Autre certitude: une nouvelle station de métro sera créée à la gare Matabiau pour faire la connexion avec la ligne A. «Nous avons veillé au maillage pour ne pas faire une ligne détachée du reste du réseau», a insisté Jean-Michel Lattes.

 

Priorité

 

Pour l’élu, par ailleurs vice-président en charge des transports à Toulouse métropole, la 3e ligne de métro est une priorité. «Chaque année, l’agglomération du Grand Toulouse augmente sa taille de 12 000 à 14 000 habitants et il faut ajouter 50 000 déplacements, tous confondus. Dans dix ans, il faudra gérer 500 000 déplacements en plus», a-t-il expliqué.

Tout l’été servira à affiner les études pour choisir le tracé définitif. Elles serviront aussi à définir le type de matériel. «Rien n’oblige en effet à choisir le VAL utilisé sur les deux lignes de métro, affirme Francis Grass, président de la Smat.

 

Redondance

 

Quant au financement, le président de Toulouse Métropole Jean-Luc Moudenc a évoqué différentes pistes, dont les crédits européens du plan Juncker et des «outils facilitateurs» sur lesquels travaille le ministre de l’Economie Emmanuel Macron.
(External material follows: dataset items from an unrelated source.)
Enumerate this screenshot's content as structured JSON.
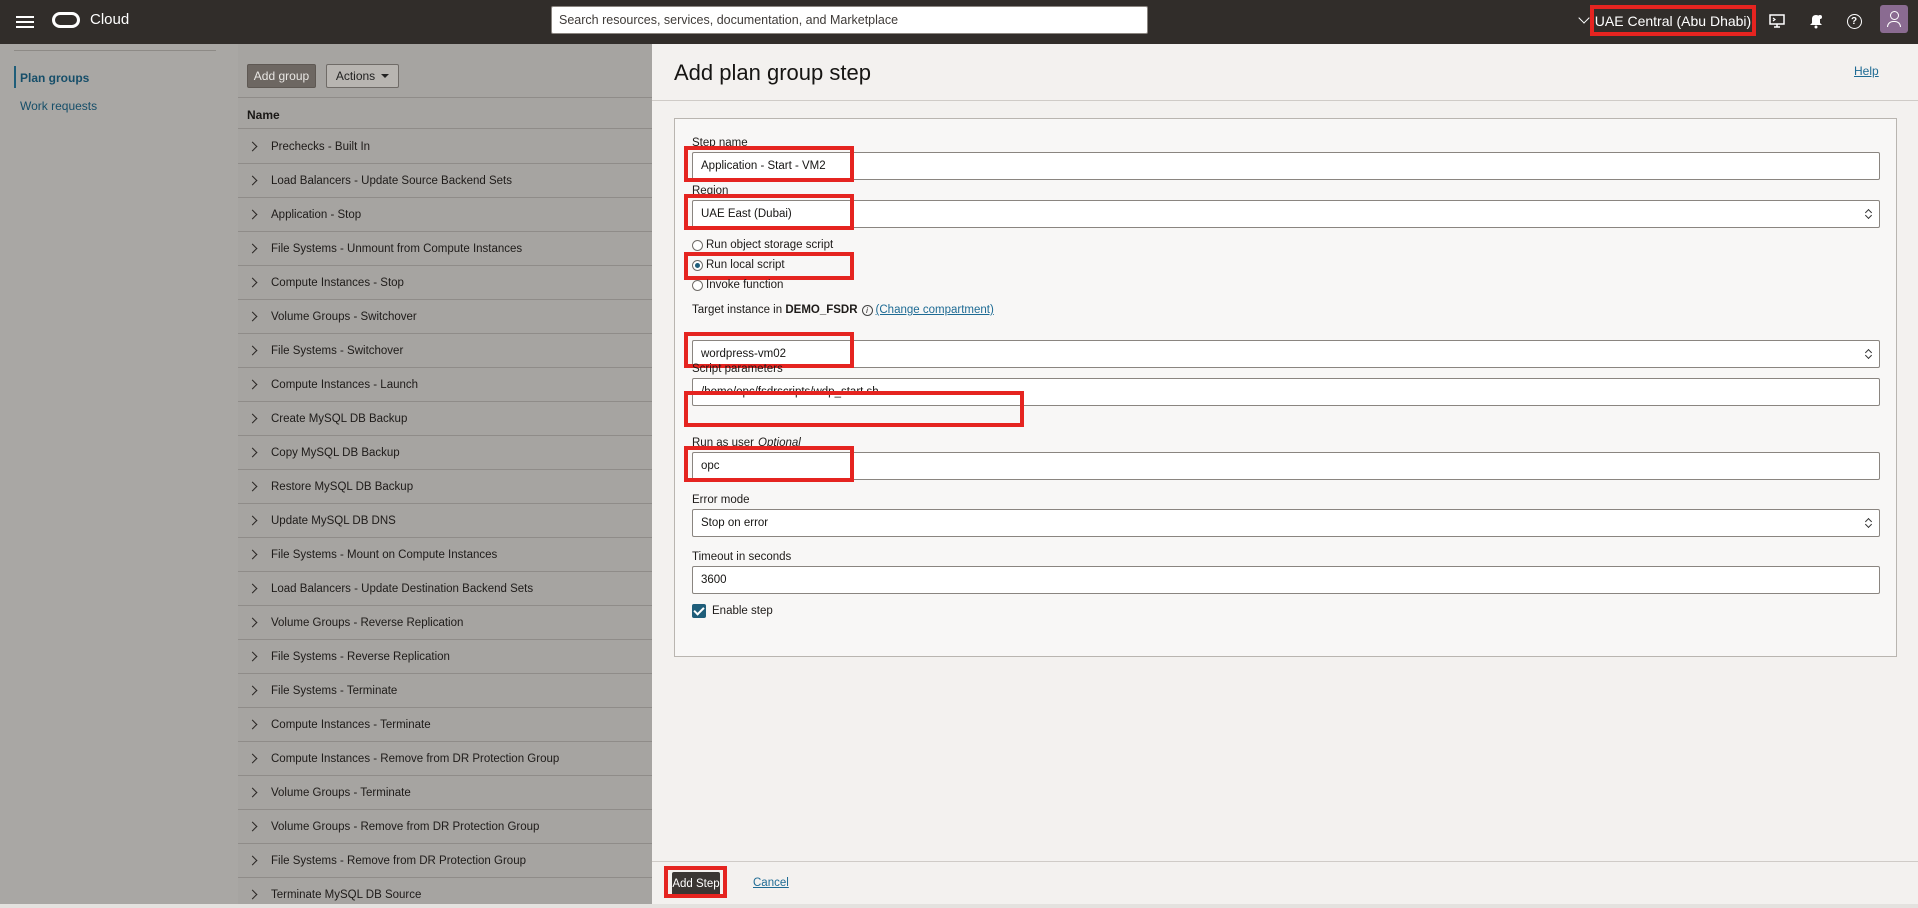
{
  "header": {
    "logo_text": "Cloud",
    "search_placeholder": "Search resources, services, documentation, and Marketplace",
    "region": "UAE Central (Abu Dhabi)",
    "icons": [
      "menu-icon",
      "oracle-logo-icon",
      "region-chevron-icon",
      "cloud-shell-icon",
      "bell-icon",
      "help-icon",
      "user-avatar-icon"
    ]
  },
  "leftnav": {
    "items": [
      {
        "label": "Plan groups",
        "active": true
      },
      {
        "label": "Work requests",
        "active": false
      }
    ]
  },
  "table": {
    "add_group_label": "Add group",
    "actions_label": "Actions",
    "column_name": "Name",
    "rows": [
      "Prechecks - Built In",
      "Load Balancers - Update Source Backend Sets",
      "Application - Stop",
      "File Systems - Unmount from Compute Instances",
      "Compute Instances - Stop",
      "Volume Groups - Switchover",
      "File Systems - Switchover",
      "Compute Instances - Launch",
      "Create MySQL DB Backup",
      "Copy MySQL DB Backup",
      "Restore MySQL DB Backup",
      "Update MySQL DB DNS",
      "File Systems - Mount on Compute Instances",
      "Load Balancers - Update Destination Backend Sets",
      "Volume Groups - Reverse Replication",
      "File Systems - Reverse Replication",
      "File Systems - Terminate",
      "Compute Instances - Terminate",
      "Compute Instances - Remove from DR Protection Group",
      "Volume Groups - Terminate",
      "Volume Groups - Remove from DR Protection Group",
      "File Systems - Remove from DR Protection Group",
      "Terminate MySQL DB Source"
    ]
  },
  "panel": {
    "title": "Add plan group step",
    "help_label": "Help",
    "step_name_label": "Step name",
    "step_name_value": "Application - Start - VM2",
    "region_label": "Region",
    "region_value": "UAE East (Dubai)",
    "radio_options": [
      {
        "label": "Run object storage script",
        "selected": false
      },
      {
        "label": "Run local script",
        "selected": true
      },
      {
        "label": "Invoke function",
        "selected": false
      }
    ],
    "target_label_prefix": "Target instance in",
    "target_compartment": "DEMO_FSDR",
    "change_compartment_label": "(Change compartment)",
    "target_value": "wordpress-vm02",
    "script_params_label": "Script parameters",
    "script_params_value": "/home/opc/fsdrscripts/wdp_start.sh",
    "run_as_label": "Run as user",
    "run_as_optional": "Optional",
    "run_as_value": "opc",
    "error_mode_label": "Error mode",
    "error_mode_value": "Stop on error",
    "timeout_label": "Timeout in seconds",
    "timeout_value": "3600",
    "enable_step_label": "Enable step",
    "enable_step_checked": true,
    "add_step_label": "Add Step",
    "cancel_label": "Cancel"
  },
  "colors": {
    "header_bg": "#312d2a",
    "highlight": "#e52420",
    "link": "#1e6b94",
    "accent": "#1f5e7a"
  }
}
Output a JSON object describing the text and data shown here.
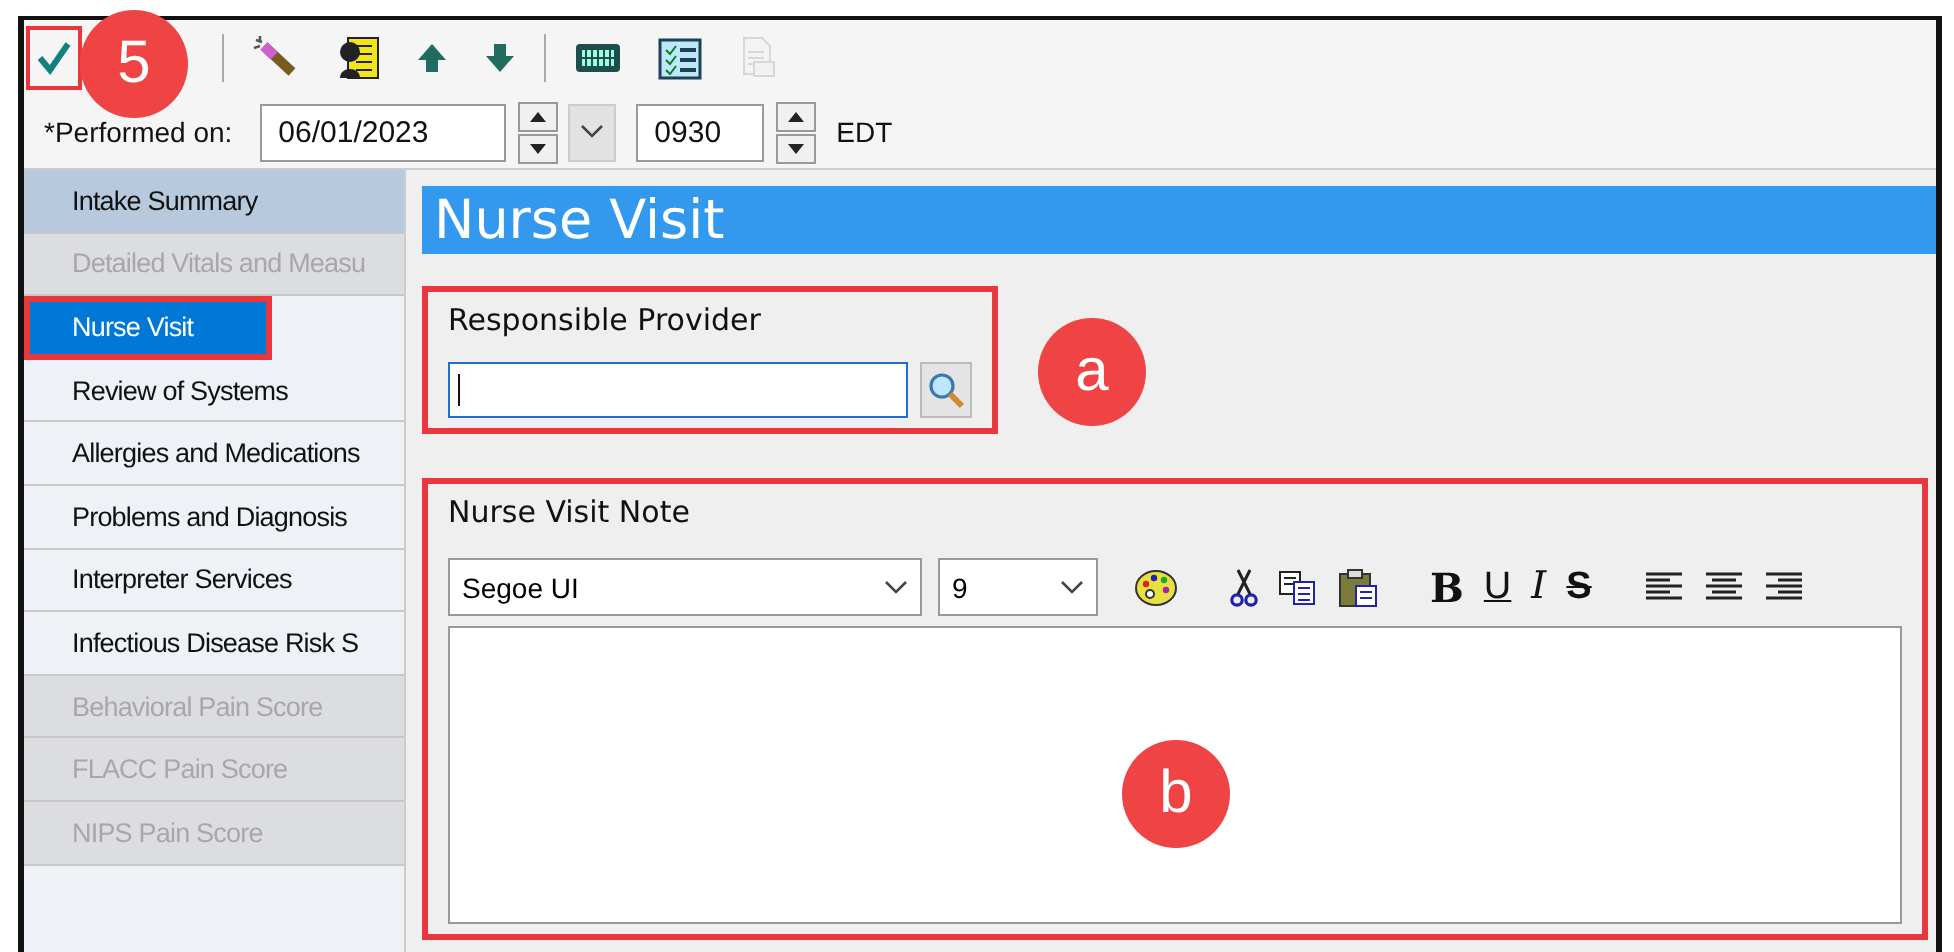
{
  "toolbar": {
    "buttons": [
      {
        "kind": "check",
        "disabled": false,
        "outlined": true
      },
      {
        "kind": "separator"
      },
      {
        "kind": "wand",
        "disabled": false,
        "outlined": false
      },
      {
        "kind": "person",
        "disabled": false,
        "outlined": false
      },
      {
        "kind": "up",
        "disabled": false,
        "outlined": false
      },
      {
        "kind": "down",
        "disabled": false,
        "outlined": false
      },
      {
        "kind": "separator"
      },
      {
        "kind": "keyboard",
        "disabled": false,
        "outlined": false
      },
      {
        "kind": "checklist",
        "disabled": false,
        "outlined": false
      },
      {
        "kind": "document",
        "disabled": true,
        "outlined": false
      }
    ]
  },
  "performed": {
    "label": "*Performed on:",
    "date": "06/01/2023",
    "time": "0930",
    "zone": "EDT"
  },
  "sidebar": {
    "items": [
      {
        "label": "Intake Summary",
        "selected": false,
        "disabled": false,
        "highlighted": true,
        "outlined": false
      },
      {
        "label": "Detailed Vitals and Measu",
        "selected": false,
        "disabled": true,
        "highlighted": false,
        "outlined": false
      },
      {
        "label": "Nurse Visit",
        "selected": true,
        "disabled": false,
        "highlighted": false,
        "outlined": true
      },
      {
        "label": "Review of Systems",
        "selected": false,
        "disabled": false,
        "highlighted": false,
        "outlined": false
      },
      {
        "label": "Allergies and Medications",
        "selected": false,
        "disabled": false,
        "highlighted": false,
        "outlined": false
      },
      {
        "label": "Problems and Diagnosis",
        "selected": false,
        "disabled": false,
        "highlighted": false,
        "outlined": false
      },
      {
        "label": "Interpreter Services",
        "selected": false,
        "disabled": false,
        "highlighted": false,
        "outlined": false
      },
      {
        "label": "Infectious Disease Risk S",
        "selected": false,
        "disabled": false,
        "highlighted": false,
        "outlined": false
      },
      {
        "label": "Behavioral Pain Score",
        "selected": false,
        "disabled": true,
        "highlighted": false,
        "outlined": false
      },
      {
        "label": "FLACC Pain Score",
        "selected": false,
        "disabled": true,
        "highlighted": false,
        "outlined": false
      },
      {
        "label": "NIPS Pain Score",
        "selected": false,
        "disabled": true,
        "highlighted": false,
        "outlined": false
      }
    ]
  },
  "panel": {
    "title": "Nurse Visit",
    "provider": {
      "label": "Responsible Provider",
      "outlined": true
    },
    "note": {
      "label": "Nurse Visit Note",
      "outlined": true,
      "font": "Segoe UI",
      "size": "9",
      "tools": [
        {
          "kind": "palette"
        },
        {
          "kind": "cut"
        },
        {
          "kind": "copy"
        },
        {
          "kind": "paste"
        },
        {
          "kind": "bold",
          "label": "B"
        },
        {
          "kind": "underline",
          "label": "U"
        },
        {
          "kind": "italic",
          "label": "I"
        },
        {
          "kind": "strike",
          "label": "S"
        },
        {
          "kind": "align-left"
        },
        {
          "kind": "align-center"
        },
        {
          "kind": "align-right"
        }
      ]
    }
  },
  "annotations": [
    {
      "label": "5"
    },
    {
      "label": "a"
    },
    {
      "label": "b"
    }
  ]
}
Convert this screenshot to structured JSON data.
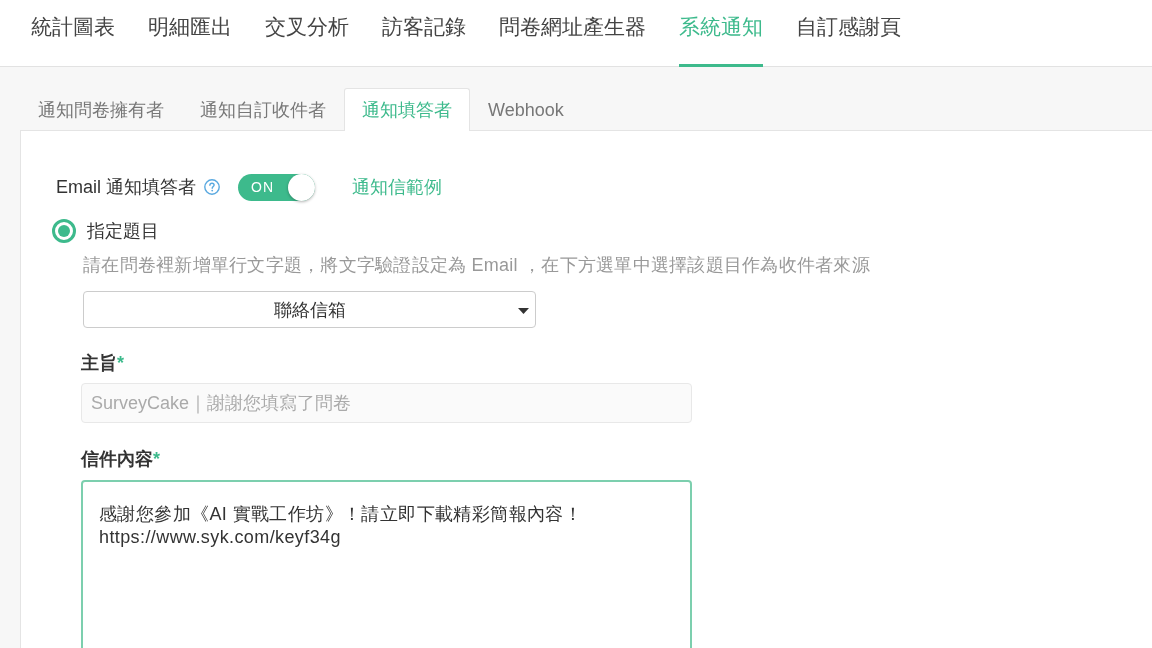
{
  "top_tabs": [
    {
      "label": "統計圖表",
      "selected": false
    },
    {
      "label": "明細匯出",
      "selected": false
    },
    {
      "label": "交叉分析",
      "selected": false
    },
    {
      "label": "訪客記錄",
      "selected": false
    },
    {
      "label": "問卷網址產生器",
      "selected": false
    },
    {
      "label": "系統通知",
      "selected": true
    },
    {
      "label": "自訂感謝頁",
      "selected": false
    }
  ],
  "sub_tabs": [
    {
      "label": "通知問卷擁有者",
      "selected": false
    },
    {
      "label": "通知自訂收件者",
      "selected": false
    },
    {
      "label": "通知填答者",
      "selected": true
    },
    {
      "label": "Webhook",
      "selected": false
    }
  ],
  "email_notify": {
    "label": "Email 通知填答者",
    "toggle": {
      "label": "ON",
      "on": true
    },
    "example_link": "通知信範例"
  },
  "recipient_option": {
    "label": "指定題目",
    "selected": true,
    "hint": "請在問卷裡新增單行文字題，將文字驗證設定為 Email ，在下方選單中選擇該題目作為收件者來源",
    "select_value": "聯絡信箱"
  },
  "subject": {
    "label": "主旨",
    "required_mark": "*",
    "placeholder": "SurveyCake｜謝謝您填寫了問卷"
  },
  "body": {
    "label": "信件內容",
    "required_mark": "*",
    "value": "感謝您參加《AI 實戰工作坊》！請立即下載精彩簡報內容！\nhttps://www.syk.com/keyf34g",
    "focused": true
  }
}
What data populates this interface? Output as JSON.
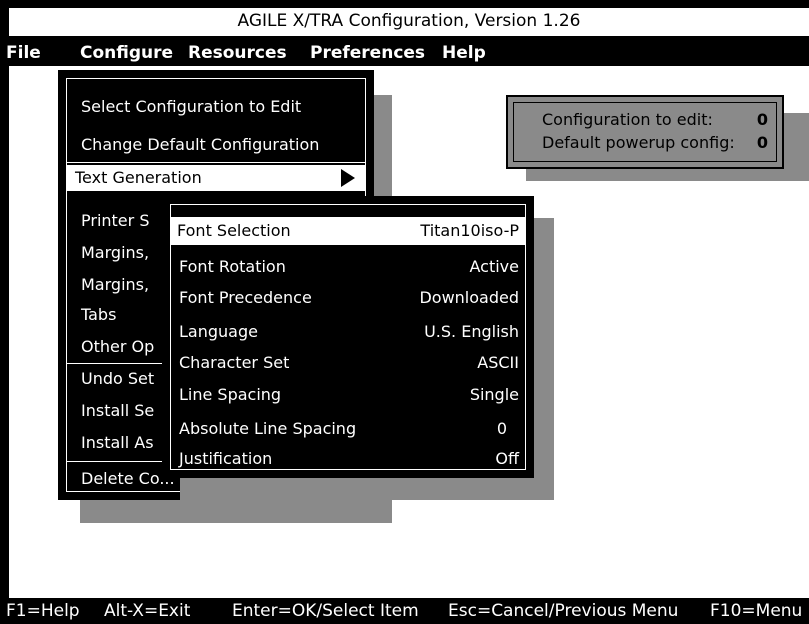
{
  "window": {
    "title": "AGILE X/TRA Configuration, Version 1.26"
  },
  "menubar": [
    "File",
    "Configure",
    "Resources",
    "Preferences",
    "Help"
  ],
  "configure_menu": {
    "items": [
      "Select Configuration to Edit",
      "Change Default Configuration",
      "Text Generation",
      "Printer S",
      "Margins,",
      "Margins,",
      "Tabs",
      "Other Op",
      "Undo Set",
      "Install Se",
      "Install As",
      "Delete Co..."
    ]
  },
  "text_generation_menu": {
    "items": [
      {
        "label": "Font Selection",
        "value": "Titan10iso-P"
      },
      {
        "label": "Font Rotation",
        "value": "Active"
      },
      {
        "label": "Font Precedence",
        "value": "Downloaded"
      },
      {
        "label": "Language",
        "value": "U.S. English"
      },
      {
        "label": "Character Set",
        "value": "ASCII"
      },
      {
        "label": "Line Spacing",
        "value": "Single"
      },
      {
        "label": "Absolute Line Spacing",
        "value": "0"
      },
      {
        "label": "Justification",
        "value": "Off"
      }
    ]
  },
  "info": {
    "edit_label": "Configuration to edit:",
    "edit_value": "0",
    "default_label": "Default powerup config:",
    "default_value": "0"
  },
  "statusbar": [
    "F1=Help",
    "Alt-X=Exit",
    "Enter=OK/Select Item",
    "Esc=Cancel/Previous Menu",
    "F10=Menu"
  ],
  "colors": {
    "background": "#ffffff",
    "menu": "#000000",
    "shadow": "#8a8a8a"
  }
}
Pour le reste, Tisséo pourra recourir à l’emprunt et compte sur la participation financière des collectivités.

Reste à convaincre le conseil départemental de la Haute-Garonne, dont le nouveau président Georges Meric (PS), a clairement annoncé qu’il ne prendrait aucune décision, tant que la question du prolongement de la ligne B du métro toulousain jusqu’à Labège ne sera pas réglée. Porté par la communauté d’agglomération du sud-est toulousain (Sicoval), le projet, dont le financement du coût de près de 400 millions d’euros et les études opérationnelles sont bouclés, est en phase d’enquête publique. Le nouveau patron de Toulouse métropole s’interroge sur la pertinence du projet qui risque d’être redondant avec la 3e ligne de métro. En effet, dans les deux cas, il s’agit de desservir le sud-est toulousain. L’avis du commissaire enquêteur en septembre permettra d’avancer.